WILDLIFE: Why the grey crested crane faces uncertain future

The grey crested Carne arriving home to Roost, Lomanira Village, Mogotio Location, Baringo County. PHOTO/Jeremiah Chamakany, The Scholar Media Africa.

Among the fifteen crane species in the world today, the Grey Crested crown is the only one that roosts on trees.

In Baringo County, the birds have found a home in a private farm within Mogotio Sub–county.

In science, they call them the Balearica Regulorum.

Every sun set in Mogotio is unique in the sense that if you are a visitor in the region, you are likely to see a cloud that keeps on growing bigger and bigger.

You then realize to your own amazement, countless birds are flying in a formation towards your field of view.

They are arriving home to roost.

They are like B52 bombers returning home after a successful Mission.

The birds leave Lomanira village each dawn to look for food in as far as Lake Solai.

No Lomanira local knows where the birds breed or lay their eggs.

This is the endangered Grey Crested Crane; according to the International Union for Conservation of Nature (IUCN).

A study conducted in the year 2012 by the same authority found heart breaking realities.

It revealed that only 77,000 birds of this species remain in the whole world, and their numbers are falling at a fast rate.

This is mainly due to destruction of their habitats, wetland drainage for agriculture, pesticide pollution among other causes.

In 1987, Kenya boasted of about 35,000 Grey Crested Cranes.

But in a recent census carried out by the National Museums of Kenya in partnership with Germany’s Nature and Bio Diversity Conservation, it was established that the figure has fallen to only about 10,000 Grey Crested cranes.

Very soon in our lifetime, the Grey Crested Crane may disappear from the face of the earth forever, the report said.

Baringo County is at least giving the bird a place to sleep.

Now which county will provide the bird with her food and nesting grounds?

During sunset in Mogotio, they gracefully lower their ‘landing gear’ as they circle the skies around Loma-Nira Village, finally touching down at the home of an old man Mzee Josephat Kibusia.

Mzee Kibusia, retired teacher prides in the fact that his acacia trees conservation efforts has finally paid off.

They are providing a safe roosting home for the endangered bird.

Some of his acacia trees have already assumed some flat tops; having hosted the birds for not less than ten years.

“I feel very proud that nature itself has appreciated my efforts.
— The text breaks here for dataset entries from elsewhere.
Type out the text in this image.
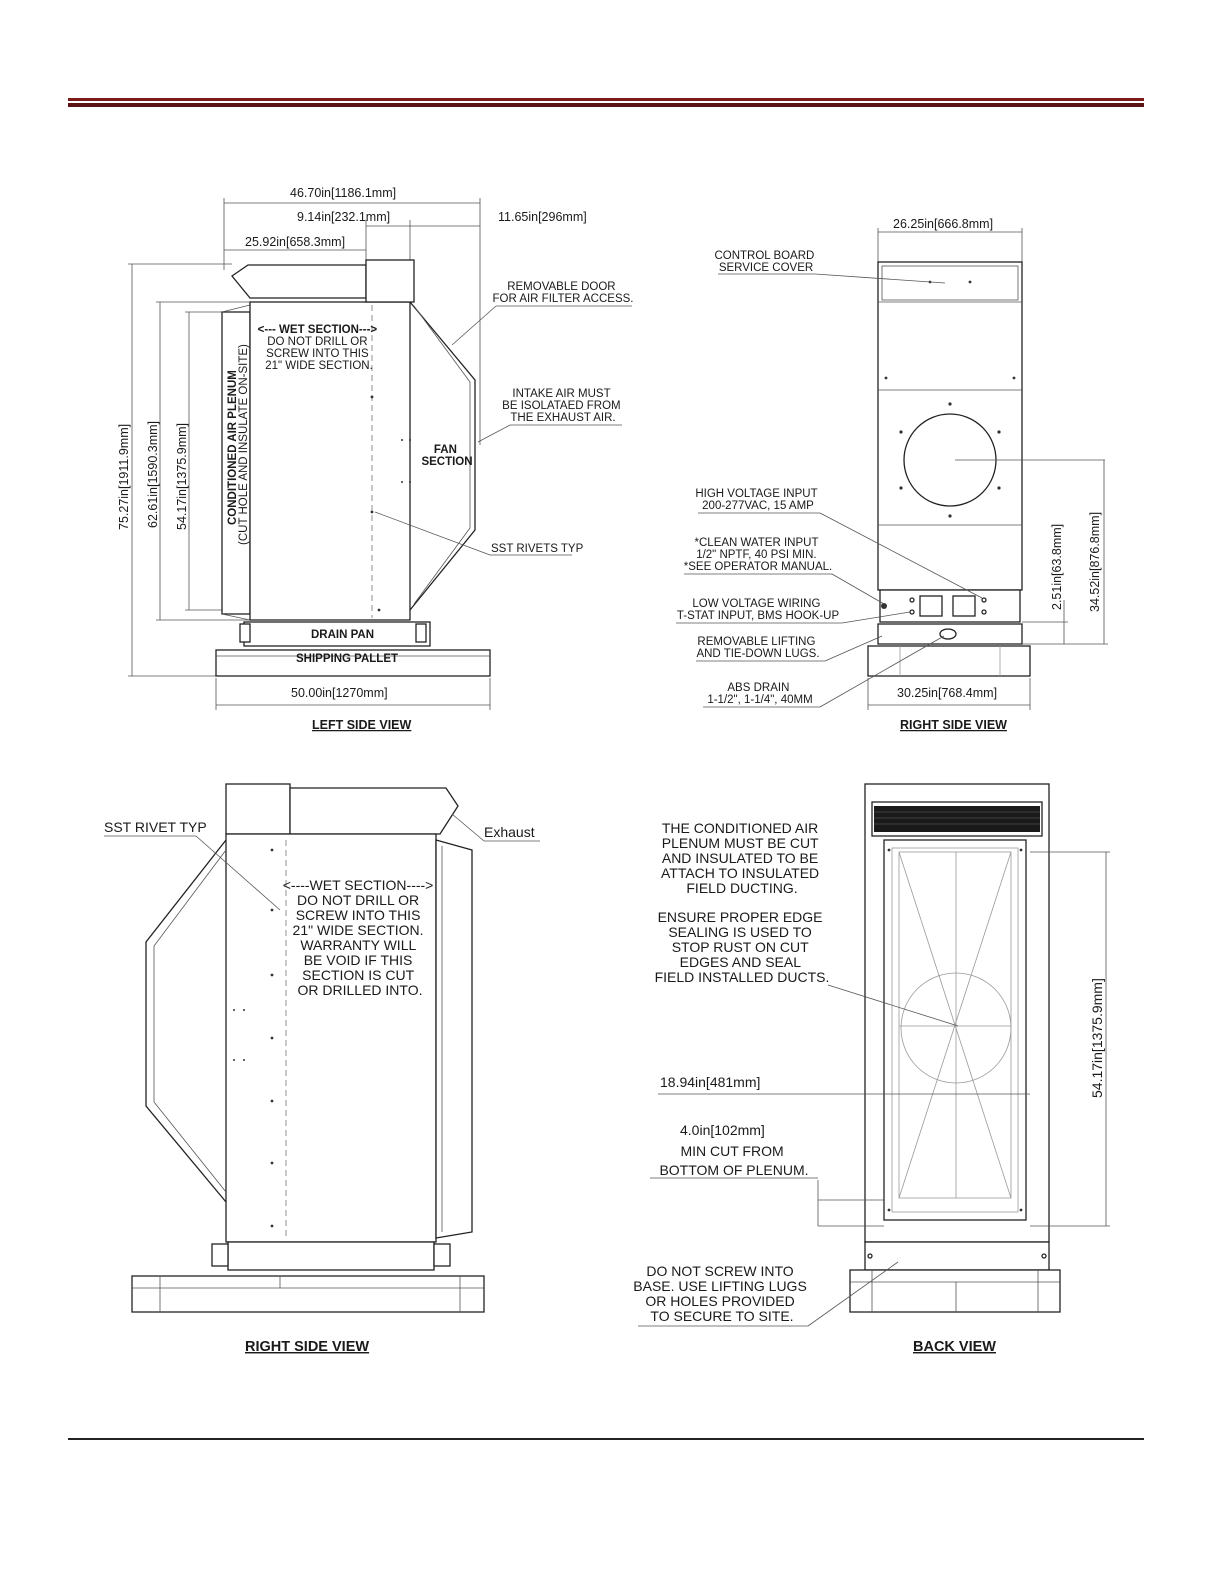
46.70in[1186.1mm]
9.14in[232.1mm]	11.65in[296mm]
25.92in[658.3mm]
75.27in[1911.9mm] 62.61in[1590.3mm] 54.17in[1375.9mm]	CONDITIONED AIR PLENUM (CUT HOLE AND INSULATE ON-SITE)
<--- WET SECTION---> DO NOT DRILL OR SCREW INTO THIS 21" WIDE SECTION.
FAN SECTION
REMOVABLE DOOR FOR AIR FILTER ACCESS.
INTAKE AIR MUST BE ISOLATAED FROM THE EXHAUST AIR.
SST RIVETS TYP
DRAIN PAN
SHIPPING PALLET
50.00in[1270mm]
LEFT SIDE VIEW
26.25in[666.8mm]
2.51in[63.8mm] 34.52in[876.8mm]
30.25in[768.4mm]
CONTROL BOARD SERVICE COVER
HIGH VOLTAGE INPUT 200-277VAC, 15 AMP
*CLEAN WATER INPUT 1/2" NPTF, 40 PSI MIN. *SEE OPERATOR MANUAL.
LOW VOLTAGE WIRING T-STAT INPUT, BMS HOOK-UP
REMOVABLE LIFTING AND TIE-DOWN LUGS.
ABS DRAIN 1-1/2", 1-1/4", 40MM
RIGHT SIDE VIEW
<----WET SECTION----> DO NOT DRILL OR SCREW INTO THIS 21" WIDE SECTION. WARRANTY WILL BE VOID IF THIS SECTION IS CUT OR DRILLED INTO.
SST RIVET TYP	Exhaust
RIGHT SIDE VIEW
54.17in[1375.9mm]
18.94in[481mm]
4.0in[102mm]
THE CONDITIONED AIR PLENUM MUST BE CUT AND INSULATED TO BE ATTACH TO INSULATED FIELD DUCTING.
ENSURE PROPER EDGE SEALING IS USED TO STOP RUST ON CUT EDGES AND SEAL FIELD INSTALLED DUCTS.
MIN CUT FROM BOTTOM OF PLENUM.
DO NOT SCREW INTO BASE. USE LIFTING LUGS OR HOLES PROVIDED TO SECURE TO SITE.
BACK VIEW
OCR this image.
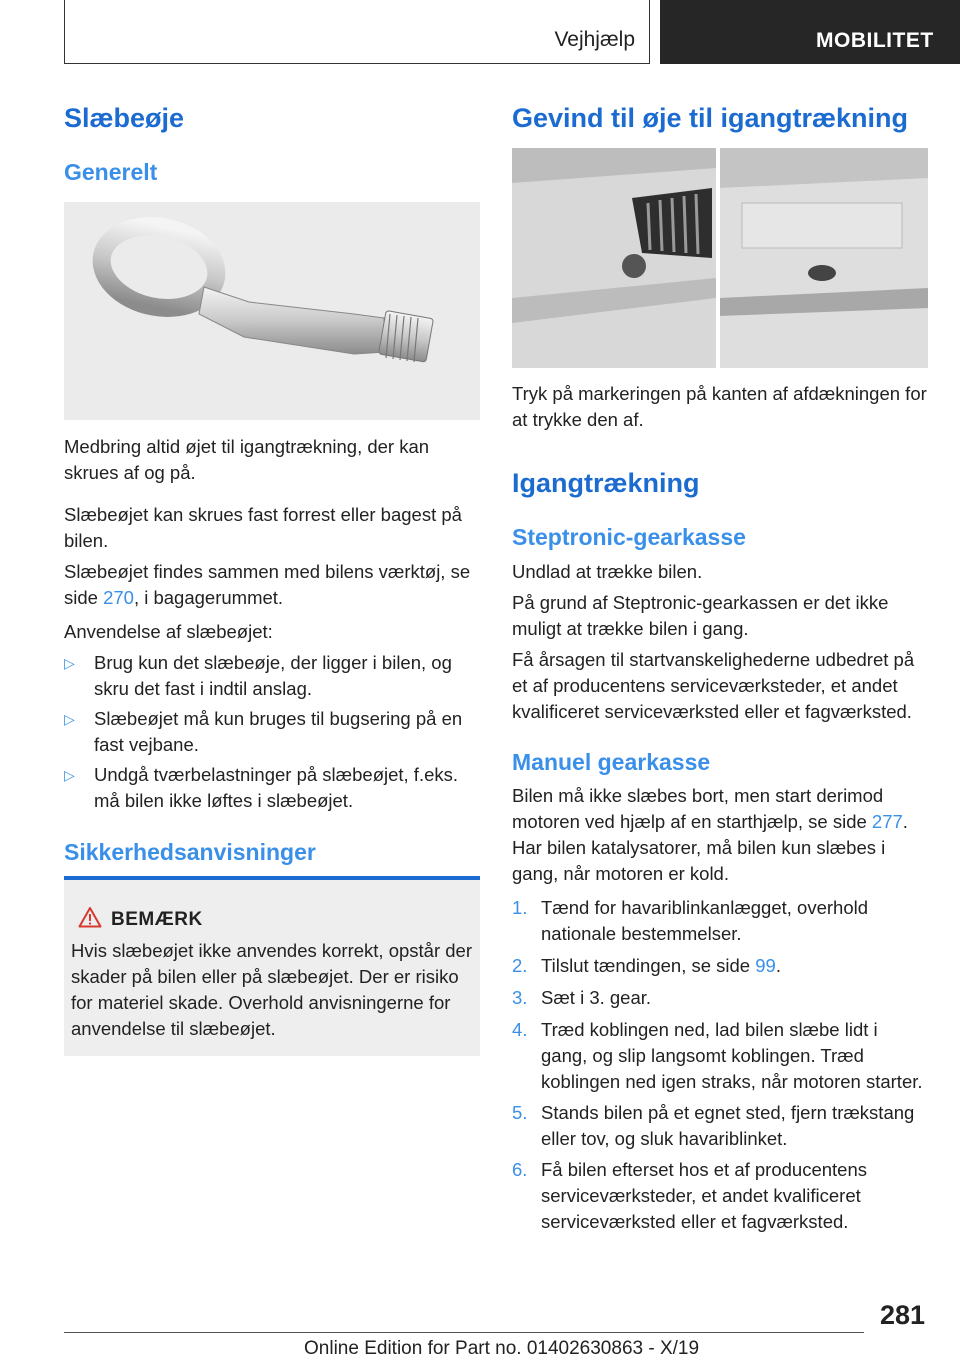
Vejhjælp	MOBILITET
Slæbeøje
Generelt
Medbring altid øjet til igangtrækning, der kan skrues af og på.
Slæbeøjet kan skrues fast forrest eller bagest på bilen.
Slæbeøjet findes sammen med bilens værktøj, se side 270, i bagagerummet.
Anvendelse af slæbeøjet:
▷	Brug kun det slæbeøje, der ligger i bilen, og skru det fast i indtil anslag.
▷	Slæbeøjet må kun bruges til bugsering på en fast vejbane.
▷	Undgå tværbelastninger på slæbeøjet, f.eks. må bilen ikke løftes i slæbeøjet.
Sikkerhedsanvisninger
BEMÆRK
Hvis slæbeøjet ikke anvendes korrekt, opstår der skader på bilen eller på slæbeøjet. Der er risiko for materiel skade. Overhold anvisningerne for anvendelse til slæbeøjet.
Gevind til øje til igangtrækning
Tryk på markeringen på kanten af afdækningen for at trykke den af.
Igangtrækning
Steptronic-gearkasse
Undlad at trække bilen.
På grund af Steptronic-gearkassen er det ikke muligt at trække bilen i gang.
Få årsagen til startvanskelighederne udbedret på et af producentens serviceværksteder, et andet kvalificeret serviceværksted eller et fagværksted.
Manuel gearkasse
Bilen må ikke slæbes bort, men start derimod motoren ved hjælp af en starthjælp, se side 277. Har bilen katalysatorer, må bilen kun slæbes i gang, når motoren er kold.
1. Tænd for havariblinkanlægget, overhold nationale bestemmelser.
2. Tilslut tændingen, se side 99.
3. Sæt i 3. gear.
4. Træd koblingen ned, lad bilen slæbe lidt i gang, og slip langsomt koblingen. Træd koblingen ned igen straks, når motoren starter.
5. Stands bilen på et egnet sted, fjern trækstang eller tov, og sluk havariblinket.
6. Få bilen efterset hos et af producentens serviceværksteder, et andet kvalificeret serviceværksted eller et fagværksted.
281
Online Edition for Part no. 01402630863 - X/19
Nature is smiling back at me,” he said.

“Acacia trees species in my ten acre piece of land are well protected since the year 1985.
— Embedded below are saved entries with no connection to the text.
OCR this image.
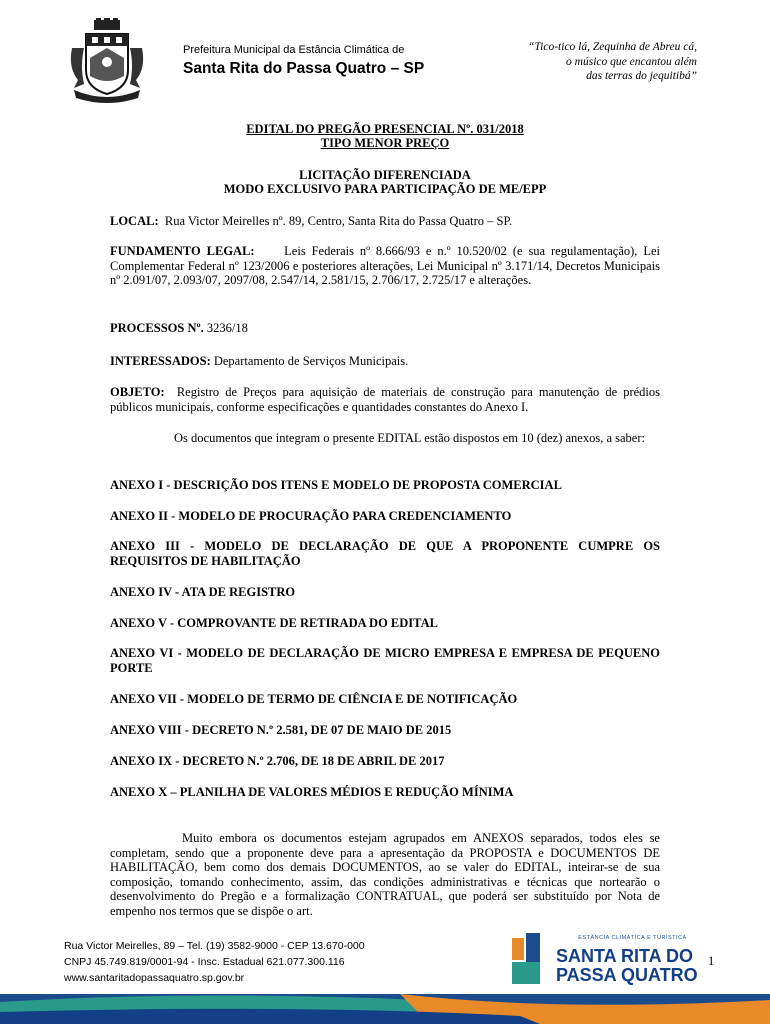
Prefeitura Municipal da Estância Climática de
Santa Rita do Passa Quatro – SP
“Tico-tico lá, Zequinha de Abreu cá,
o músico que encantou além
das terras do jequitibá”
EDITAL DO PREGÃO PRESENCIAL Nº. 031/2018
TIPO MENOR PREÇO
LICITAÇÃO DIFERENCIADA
MODO EXCLUSIVO PARA PARTICIPAÇÃO DE ME/EPP
LOCAL: Rua Victor Meirelles nº. 89, Centro, Santa Rita do Passa Quatro – SP.
FUNDAMENTO LEGAL: Leis Federais nº 8.666/93 e n.º 10.520/02 (e sua regulamentação), Lei Complementar Federal nº 123/2006 e posteriores alterações, Lei Municipal nº 3.171/14, Decretos Municipais nº 2.091/07, 2.093/07, 2097/08, 2.547/14, 2.581/15, 2.706/17, 2.725/17 e alterações.
PROCESSOS Nº. 3236/18
INTERESSADOS: Departamento de Serviços Municipais.
OBJETO: Registro de Preços para aquisição de materiais de construção para manutenção de prédios públicos municipais, conforme especificações e quantidades constantes do Anexo I.
Os documentos que integram o presente EDITAL estão dispostos em 10 (dez) anexos, a saber:
ANEXO I - DESCRIÇÃO DOS ITENS E MODELO DE PROPOSTA COMERCIAL
ANEXO II - MODELO DE PROCURAÇÃO PARA CREDENCIAMENTO
ANEXO III - MODELO DE DECLARAÇÃO DE QUE A PROPONENTE CUMPRE OS REQUISITOS DE HABILITAÇÃO
ANEXO IV - ATA DE REGISTRO
ANEXO V - COMPROVANTE DE RETIRADA DO EDITAL
ANEXO VI - MODELO DE DECLARAÇÃO DE MICRO EMPRESA E EMPRESA DE PEQUENO PORTE
ANEXO VII - MODELO DE TERMO DE CIÊNCIA E DE NOTIFICAÇÃO
ANEXO VIII - DECRETO N.º 2.581, DE 07 DE MAIO DE 2015
ANEXO IX - DECRETO N.º 2.706, DE 18 DE ABRIL DE 2017
ANEXO X – PLANILHA DE VALORES MÉDIOS E REDUÇÃO MÍNIMA
Muito embora os documentos estejam agrupados em ANEXOS separados, todos eles se completam, sendo que a proponente deve para a apresentação da PROPOSTA e DOCUMENTOS DE HABILITAÇÃO, bem como dos demais DOCUMENTOS, ao se valer do EDITAL, inteirar-se de sua composição, tomando conhecimento, assim, das condições administrativas e técnicas que nortearão o desenvolvimento do Pregão e a formalização CONTRATUAL, que poderá ser substituído por Nota de empenho nos termos que se dispõe o art.
Rua Victor Meirelles, 89 – Tel. (19) 3582-9000 - CEP 13.670-000
CNPJ 45.749.819/0001-94 - Insc. Estadual 621.077.300.116
www.santaritadopassaquatro.sp.gov.br
ESTÂNCIA CLIMÁTICA E TURÍSTICA
SANTA RITA DO
PASSA QUATRO
1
I fenced off the land because it is swampy during rainy seasons and as a result, the tall acacia tree species thrived.”

He went on: “I’m proud that the crane, which are sacred birds in my Kalenjin tribe have chosen my trees because no one disturbs them.

This gives me a lot of joy and reason to enjoy life on earth.”

Kibusia told The Scholar Media Africa that he is considering the possibility of turning part of his land into a conservation area for the grey crested crane, and other wildlife that have since thrived due to the serenity provided for by tall trees.

In the presence of these beautiful birds, nothing really adds more spice to life than a distant honk of a crane during the quiet Mogotio nights.

Life is just good with the birds around.

Many locals around Lomanira village love the omnivorous birds.

The birds occasionally appear at their door steps, stamping their feet on the ground on their forward march for food.

Their daily search for delicacies brings them closer to humans but they fly away immediately at the sight of an approaching bipedal or a dog.

Local administrator Lawrence Cheburet lauds the locals for appreciating the birds.

He says that in his public barazas in the area, he never fails to address the importance of taking care of trees and even planting more.

”National Parks and reserves are not the only places that can conserve wild life; private farms can also do very well in conserving wildlife.

More awareness is needed to ensure that every citizen contributes to this conservation endeavor,” said the administrator.

He added that for the last ten years or more, these birds have been coming to his sub-location to ‘spend the night’.

They leave every morning to look for food.

”I don’t know where they go and find food but I guess it could be the nearby Lake Solai, not very far from here.

That can be only an half hour or less flight for the big energetic bird,” said the administrator.

He added that the presence of the grey crested crane in his area of jurisdiction is great pride.

‘’Children have the opportunity to marvel at the birds.

The birds do sometimes ‘graze’ among livestock in the open farms and even the nearby school playing ground,” said the administrator.

He expounded that the birds are harmless since there has never been a conflict between the farmers and them.

All around the world the crane is celebrated as a bird of beauty.

Her elaborate dances and courtship rituals can never be challenged even by humans.

In the neighboring Uganda; the grey crested crane is a symbol of national pride.

The same applies in Tanzania and in Asian Countries where this bird is embraced as a symbol of eternal youthfulness.

Without showing any signs of old age like humans do, the bird which can live up to 30 years in the wild always looks beautiful, can dance gracefully up to her last day on earth but only if we can make a choice to conserve and protect her habitat!